Nice work. You could encode the text, load this into a vector database and allow...

pknerd · on May 20, 2023

Pardon my ignorance as I have not worked on Vector DBs yet, could you come up with an example how it'd be different than a full text search?

bigzyg33k · on May 20, 2023

Here's a (kinda) ELI5: you would use a language model to create "embeddings" of the text, which you can think of as a set of numbers representing the "meaning" of a set of characters.

These numbers can be plotted as points in a space, and embeddings of things with similar meanings are plotted close to each other. So things like "exam preparation" would have embeddings close to things like "top study tips".

Say you have created embeddings for a large corpus of text (in this case all youtube captions) once. If you create embeddings for a user query, you can search for embeddings close to it, and these will be "semantically" similar to the query.

The advantage is that unlike traditional full-text search, the user doesn't need a query that includes words present in the text.

cced · on May 20, 2023

Do you have any resources that might guide one on doing something like this from scratch?

fzliu · on May 21, 2023

Here's one that may be helpful for you: https://zilliz.com/blog/using-vector-database-search-white-h...

djhn · on May 20, 2023

Here's a 6 minute speed run of something like that on weviate https://youtu.be/mBcBoGhFndY

password4321 · on May 20, 2023

https://news.ycombinator.com/item?id=34684593#34689275

rahimnathwani · on May 20, 2023

https://news.ycombinator.com/item?id=36012299

Reflecticon · on May 20, 2023

Something like this? https://dexa.ai

monkeydust · on May 20, 2023

Yes in theory although they are pretty expensive.
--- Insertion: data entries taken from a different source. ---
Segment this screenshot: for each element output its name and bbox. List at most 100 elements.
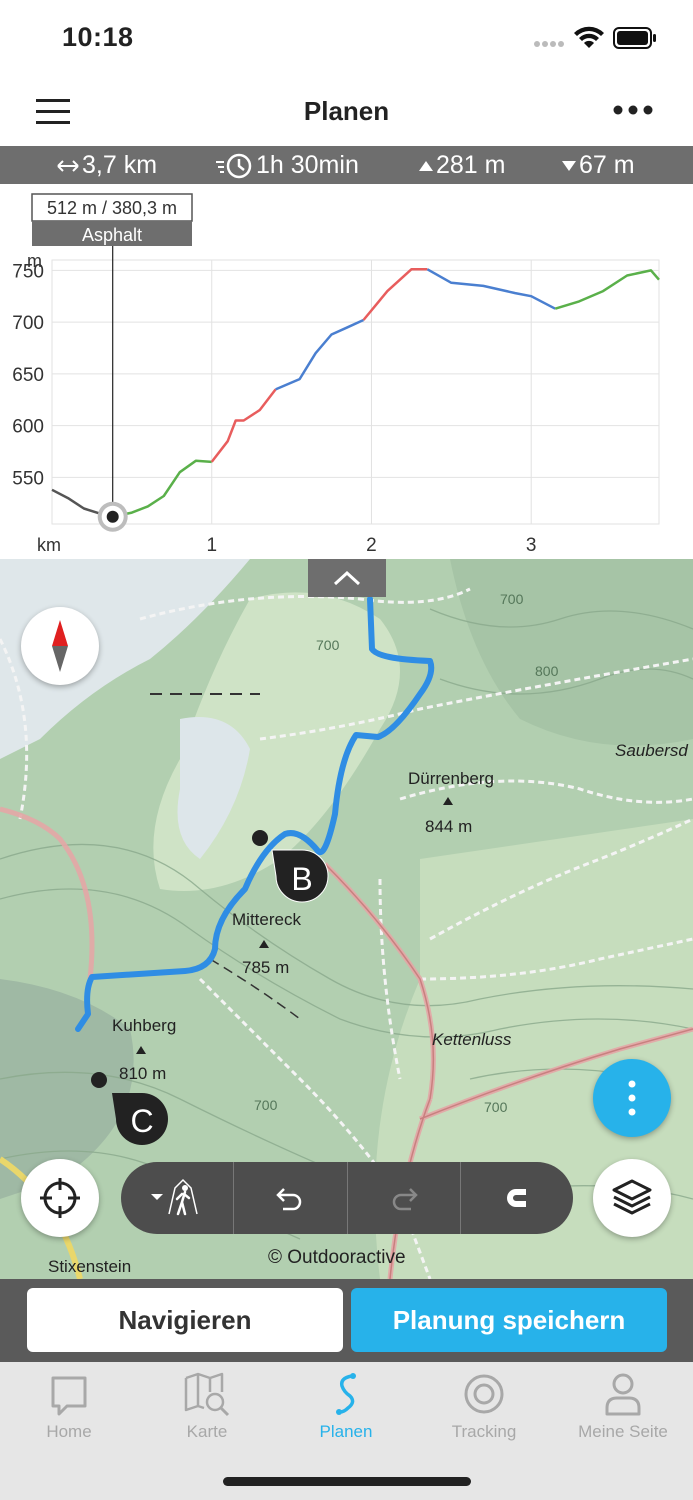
contour-label-700-d: 700 <box>254 1097 278 1113</box>
ascent-triangle-icon <box>419 160 433 171</box>
snap-to-path-button[interactable] <box>461 1162 573 1234</box>
save-planning-button[interactable]: Planung speichern <box>351 1288 667 1352</box>
descent-triangle-icon <box>562 160 576 171</box>
cellular-signal-icon <box>534 41 564 47</box>
locate-me-button[interactable] <box>21 1159 99 1237</box>
chart-plot-frame <box>51 259 660 525</box>
contour-label-700-c: 700 <box>484 1099 508 1115</box>
waypoint-b-label: B <box>291 861 312 897</box>
elevation-profile-chart[interactable]: 550 600 650 700 750 123 m km 512 m / 380,3 m… <box>0 184 693 560</box>
tab-karte-label: Karte <box>186 1422 228 1441</box>
map-copyright: © Outdooractive <box>268 1247 406 1268</box>
y-tick-label: 550 <box>12 468 44 489</box>
layers-icon <box>612 1179 652 1215</box>
more-options-icon[interactable] <box>612 102 654 118</box>
distance-arrows-icon <box>57 159 79 172</box>
y-tick-label: 600 <box>12 417 44 438</box>
route-stats-bar: 3,7 km 1h 30min 281 m 67 m <box>0 146 693 184</box>
descent-stat: 67 m <box>561 151 635 180</box>
status-time: 10:18 <box>62 22 134 52</box>
elevation-segment-6 <box>554 269 660 310</box>
page-title: Planen <box>303 96 390 126</box>
y-tick-label: 700 <box>12 313 44 334</box>
map-label-kuhberg-altitude: 810 m <box>119 1064 167 1083</box>
map-layers-button[interactable] <box>593 1159 671 1237</box>
descent-value: 67 m <box>579 151 635 179</box>
chevron-up-icon <box>333 570 361 586</box>
contour-label-700-b: 700 <box>316 637 340 653</box>
elevation-segment-1 <box>112 459 212 519</box>
activity-type-button[interactable] <box>121 1162 235 1234</box>
tab-meine-seite-label: Meine Seite <box>578 1422 668 1441</box>
redo-icon <box>392 1188 418 1211</box>
home-chat-icon <box>51 1376 87 1416</box>
distance-stat: 3,7 km <box>56 151 157 180</box>
compass-button[interactable] <box>21 607 99 685</box>
map-label-kuhberg: Kuhberg <box>112 1016 177 1035</box>
tab-tracking[interactable]: Tracking <box>415 1370 553 1442</box>
map-label-duerrenberg-altitude: 844 m <box>425 817 473 836</box>
elevation-chart-svg[interactable]: 550600650700750 123 m km 512 m / 380,3 m… <box>0 184 693 560</box>
vertical-dots-icon <box>628 1080 636 1116</box>
elevation-segment-5 <box>426 268 556 310</box>
map-view[interactable]: B C Dürrenberg 844 m Mittereck 785 m Kuh… <box>0 559 693 1279</box>
route-plan-icon <box>336 1373 356 1415</box>
map-label-kettenluss: Kettenluss <box>432 1030 512 1049</box>
map-search-icon <box>184 1372 230 1417</box>
tab-home[interactable]: Home <box>0 1370 138 1442</box>
crosshair-icon <box>40 1178 80 1218</box>
compass-icon <box>52 620 68 672</box>
tooltip-value: 512 m / 380,3 m <box>47 198 177 218</box>
map-label-mittereck: Mittereck <box>232 910 301 929</box>
undo-icon <box>276 1188 302 1211</box>
distance-value: 3,7 km <box>82 151 158 179</box>
home-indicator <box>223 1477 471 1486</box>
redo-button[interactable] <box>348 1162 461 1234</box>
tooltip-surface: Asphalt <box>82 225 142 245</box>
x-tick-label: 2 <box>366 535 377 556</box>
tab-karte[interactable]: Karte <box>138 1370 276 1442</box>
tab-planen[interactable]: Planen <box>277 1370 415 1442</box>
status-bar: 10:18 <box>0 0 693 76</box>
tab-home-label: Home <box>46 1422 92 1441</box>
chart-cursor-handle[interactable] <box>97 501 128 532</box>
planning-toolbar <box>121 1162 573 1234</box>
tab-tracking-label: Tracking <box>451 1422 517 1441</box>
x-axis-unit-label: km <box>37 535 61 555</box>
person-icon <box>605 1373 641 1416</box>
app-bar: Planen <box>0 76 693 146</box>
waypoint-dot-b[interactable] <box>252 830 268 846</box>
tracking-icon <box>464 1374 504 1414</box>
duration-clock-icon <box>216 153 252 178</box>
y-axis-unit-label: m <box>27 251 42 271</box>
ascent-value: 281 m <box>436 151 506 179</box>
y-tick-label: 650 <box>12 365 44 386</box>
wifi-icon <box>574 26 604 48</box>
x-tick-label: 1 <box>206 535 217 556</box>
action-bar: Navigieren Planung speichern <box>0 1279 693 1362</box>
map-more-button[interactable] <box>593 1059 671 1137</box>
waypoint-dot-c[interactable] <box>91 1072 107 1088</box>
cursor-handle-center <box>106 510 119 523</box>
hiker-dropdown-icon <box>151 1178 198 1216</box>
map-label-saubers: Saubersd <box>615 741 688 760</box>
tab-planen-label: Planen <box>319 1422 373 1441</box>
contour-label-800: 800 <box>535 663 559 679</box>
battery-icon <box>613 27 656 49</box>
waypoint-c-label: C <box>130 1103 153 1139</box>
duration-value: 1h 30min <box>256 151 359 179</box>
duration-stat: 1h 30min <box>216 151 359 180</box>
ascent-stat: 281 m <box>418 151 505 180</box>
x-tick-label: 3 <box>526 535 537 556</box>
collapse-profile-button[interactable] <box>308 559 386 597</box>
elevation-segment-4 <box>362 268 428 321</box>
map-label-mittereck-altitude: 785 m <box>242 958 290 977</box>
chart-tooltip: 512 m / 380,3 m Asphalt <box>31 193 193 246</box>
elevation-segment-3 <box>275 318 365 391</box>
contour-label-700-a: 700 <box>500 591 524 607</box>
navigate-button[interactable]: Navigieren <box>27 1288 343 1352</box>
map-label-duerrenberg: Dürrenberg <box>408 769 494 788</box>
map-label-stixenstein: Stixenstein <box>48 1257 132 1276</box>
tab-meine-seite[interactable]: Meine Seite <box>554 1370 692 1442</box>
undo-button[interactable] <box>234 1162 348 1234</box>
I am doing something like this at work as I wanted to unlock the wealth of information we have in our tutorials, webinars etc.

pyinstallwoes · on May 20, 2023

https://weaviate.io/ Looks interesting. I was just reading about it.

rahimnathwani · on May 20, 2023

If you're getting started with Weaviate, these two are probably what you need:

1. Wizard to create a docker-compose file: https://weaviate.io/developers/weaviate/installation/docker-... (e.g. choose the embedding model)

2. Sample notebook showing how to index items using the python library: https://github.com/weaviate-tutorials/vector-provision-optio...